The Rangers don’t get enough credit for how well they prepared the prospects to hit the ground running. Many took big steps.
They can’t pull back now. Even though the Rangers spent $561.2 million on Corey Seager, Marcus Semien, Jon Gray and Kole Calhoun, they need prospects to become quality big-leaguers to help balance the checkbook.
The next official step begins Monday with the first workout of minor-league spring training.
Granted, most of the approximately 185 players expect at the Surprise Recreation Campus have been working out in Arizona for at least 10 days and some have been there six weeks.
“We’ve got a pretty robust group here that’s ready to go right now,” vice president Ross Fenstermaker said. “They look much further along than you’d expect for March 2.
“Our message has been to them, ‘We have time.’ I know it’s early.

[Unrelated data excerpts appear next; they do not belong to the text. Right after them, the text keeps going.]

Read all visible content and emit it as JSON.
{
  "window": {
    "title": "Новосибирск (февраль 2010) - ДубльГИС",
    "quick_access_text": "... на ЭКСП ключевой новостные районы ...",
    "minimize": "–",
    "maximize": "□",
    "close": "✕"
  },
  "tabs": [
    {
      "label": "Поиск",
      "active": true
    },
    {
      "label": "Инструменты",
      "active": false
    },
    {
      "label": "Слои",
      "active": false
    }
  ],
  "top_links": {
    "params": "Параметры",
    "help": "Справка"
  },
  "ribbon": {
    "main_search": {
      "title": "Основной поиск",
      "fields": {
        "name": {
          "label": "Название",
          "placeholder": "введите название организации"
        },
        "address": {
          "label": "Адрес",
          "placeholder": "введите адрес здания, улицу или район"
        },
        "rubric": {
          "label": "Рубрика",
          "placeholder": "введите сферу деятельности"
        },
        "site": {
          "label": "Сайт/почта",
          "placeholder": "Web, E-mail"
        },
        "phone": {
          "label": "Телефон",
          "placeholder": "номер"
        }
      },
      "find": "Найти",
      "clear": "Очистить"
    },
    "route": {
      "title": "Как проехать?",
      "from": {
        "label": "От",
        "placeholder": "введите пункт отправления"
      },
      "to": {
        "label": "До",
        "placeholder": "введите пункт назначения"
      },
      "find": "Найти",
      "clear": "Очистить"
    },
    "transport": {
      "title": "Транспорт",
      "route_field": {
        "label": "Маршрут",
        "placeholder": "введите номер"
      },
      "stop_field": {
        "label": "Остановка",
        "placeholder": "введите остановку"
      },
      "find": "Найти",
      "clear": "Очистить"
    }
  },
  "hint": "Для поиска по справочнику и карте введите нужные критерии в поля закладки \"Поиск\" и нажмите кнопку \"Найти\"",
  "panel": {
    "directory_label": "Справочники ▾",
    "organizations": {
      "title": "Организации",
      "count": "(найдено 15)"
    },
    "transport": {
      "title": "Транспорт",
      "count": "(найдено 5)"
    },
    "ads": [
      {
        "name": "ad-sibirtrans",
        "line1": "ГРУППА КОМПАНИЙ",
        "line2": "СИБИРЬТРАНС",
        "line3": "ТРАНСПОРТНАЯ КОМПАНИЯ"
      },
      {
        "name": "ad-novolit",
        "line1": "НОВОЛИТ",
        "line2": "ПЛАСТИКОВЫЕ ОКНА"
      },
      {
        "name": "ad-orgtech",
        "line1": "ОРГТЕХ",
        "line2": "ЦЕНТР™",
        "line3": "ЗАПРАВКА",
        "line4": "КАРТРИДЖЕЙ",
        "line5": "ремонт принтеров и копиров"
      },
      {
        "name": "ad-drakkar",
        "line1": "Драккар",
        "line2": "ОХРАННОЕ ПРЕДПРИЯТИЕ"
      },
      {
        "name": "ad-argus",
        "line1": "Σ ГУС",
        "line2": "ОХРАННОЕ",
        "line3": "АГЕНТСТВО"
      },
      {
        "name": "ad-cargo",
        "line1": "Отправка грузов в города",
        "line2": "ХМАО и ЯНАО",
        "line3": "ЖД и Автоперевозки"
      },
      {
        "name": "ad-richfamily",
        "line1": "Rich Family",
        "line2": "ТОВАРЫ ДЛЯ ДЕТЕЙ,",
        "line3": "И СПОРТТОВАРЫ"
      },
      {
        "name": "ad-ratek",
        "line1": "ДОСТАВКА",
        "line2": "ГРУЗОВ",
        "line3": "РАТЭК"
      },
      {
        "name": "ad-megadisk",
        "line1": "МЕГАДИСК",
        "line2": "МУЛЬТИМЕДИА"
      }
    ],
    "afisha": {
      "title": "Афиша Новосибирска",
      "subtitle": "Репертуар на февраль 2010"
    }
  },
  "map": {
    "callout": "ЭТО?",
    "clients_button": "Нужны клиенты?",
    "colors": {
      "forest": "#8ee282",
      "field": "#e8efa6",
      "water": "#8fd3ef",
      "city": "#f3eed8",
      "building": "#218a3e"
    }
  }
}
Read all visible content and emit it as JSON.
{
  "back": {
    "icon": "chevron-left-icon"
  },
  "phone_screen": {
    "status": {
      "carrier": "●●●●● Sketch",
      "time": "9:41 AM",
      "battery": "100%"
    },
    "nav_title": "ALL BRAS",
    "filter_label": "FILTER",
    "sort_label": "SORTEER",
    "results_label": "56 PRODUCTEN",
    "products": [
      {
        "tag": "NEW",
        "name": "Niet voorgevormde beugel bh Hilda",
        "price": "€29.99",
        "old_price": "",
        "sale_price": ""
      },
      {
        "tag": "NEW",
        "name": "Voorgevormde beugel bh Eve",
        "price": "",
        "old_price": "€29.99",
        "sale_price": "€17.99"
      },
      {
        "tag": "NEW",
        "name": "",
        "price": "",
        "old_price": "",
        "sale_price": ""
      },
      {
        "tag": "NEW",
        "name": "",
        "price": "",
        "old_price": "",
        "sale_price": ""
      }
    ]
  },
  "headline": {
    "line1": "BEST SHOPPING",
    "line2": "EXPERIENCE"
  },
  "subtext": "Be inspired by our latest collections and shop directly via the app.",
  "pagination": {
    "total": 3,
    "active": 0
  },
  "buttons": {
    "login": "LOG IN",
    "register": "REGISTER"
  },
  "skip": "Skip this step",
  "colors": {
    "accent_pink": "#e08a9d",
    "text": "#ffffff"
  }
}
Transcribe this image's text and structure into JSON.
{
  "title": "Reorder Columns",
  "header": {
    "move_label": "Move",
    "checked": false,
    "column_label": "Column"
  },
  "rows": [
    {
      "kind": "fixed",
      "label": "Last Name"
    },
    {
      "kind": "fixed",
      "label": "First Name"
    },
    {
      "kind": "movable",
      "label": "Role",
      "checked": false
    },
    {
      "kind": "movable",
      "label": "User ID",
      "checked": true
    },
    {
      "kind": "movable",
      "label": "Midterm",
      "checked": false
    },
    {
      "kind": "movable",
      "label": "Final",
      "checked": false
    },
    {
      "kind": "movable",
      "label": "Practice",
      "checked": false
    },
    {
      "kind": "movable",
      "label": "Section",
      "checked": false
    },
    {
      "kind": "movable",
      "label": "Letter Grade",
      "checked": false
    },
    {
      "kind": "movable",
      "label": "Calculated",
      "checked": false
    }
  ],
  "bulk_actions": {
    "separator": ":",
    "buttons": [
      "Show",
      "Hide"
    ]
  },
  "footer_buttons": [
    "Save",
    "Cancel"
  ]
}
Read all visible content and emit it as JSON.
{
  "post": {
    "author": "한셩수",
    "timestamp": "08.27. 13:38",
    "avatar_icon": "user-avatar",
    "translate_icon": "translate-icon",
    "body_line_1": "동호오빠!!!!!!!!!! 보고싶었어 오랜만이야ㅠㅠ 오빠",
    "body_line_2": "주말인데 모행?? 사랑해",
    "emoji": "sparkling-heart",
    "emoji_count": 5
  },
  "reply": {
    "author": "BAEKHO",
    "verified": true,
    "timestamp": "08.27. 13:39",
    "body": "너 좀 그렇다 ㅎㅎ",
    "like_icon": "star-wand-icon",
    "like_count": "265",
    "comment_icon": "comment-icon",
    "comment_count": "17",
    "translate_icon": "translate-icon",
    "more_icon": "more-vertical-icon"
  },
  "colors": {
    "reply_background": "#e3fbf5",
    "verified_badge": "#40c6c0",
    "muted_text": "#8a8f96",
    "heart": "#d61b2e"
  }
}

There’s a lot of people here — major-league staff and front office all around — and there’s an inclination to want to impress. But we’ve tried to soften any of those expectations and let them appropriately build and manage their workloads and slowly scale them up to it.”
The Triple A season begins April 5, and Double A, High A and Low A are set for April 8. The lockout does not affect the minor leagues, save for players on the 40-man roster who need more seasoning.
What needs to happen in the next month? Staying healthy is at the top of the list, but the Rangers have a lot of players’ futures to sort out.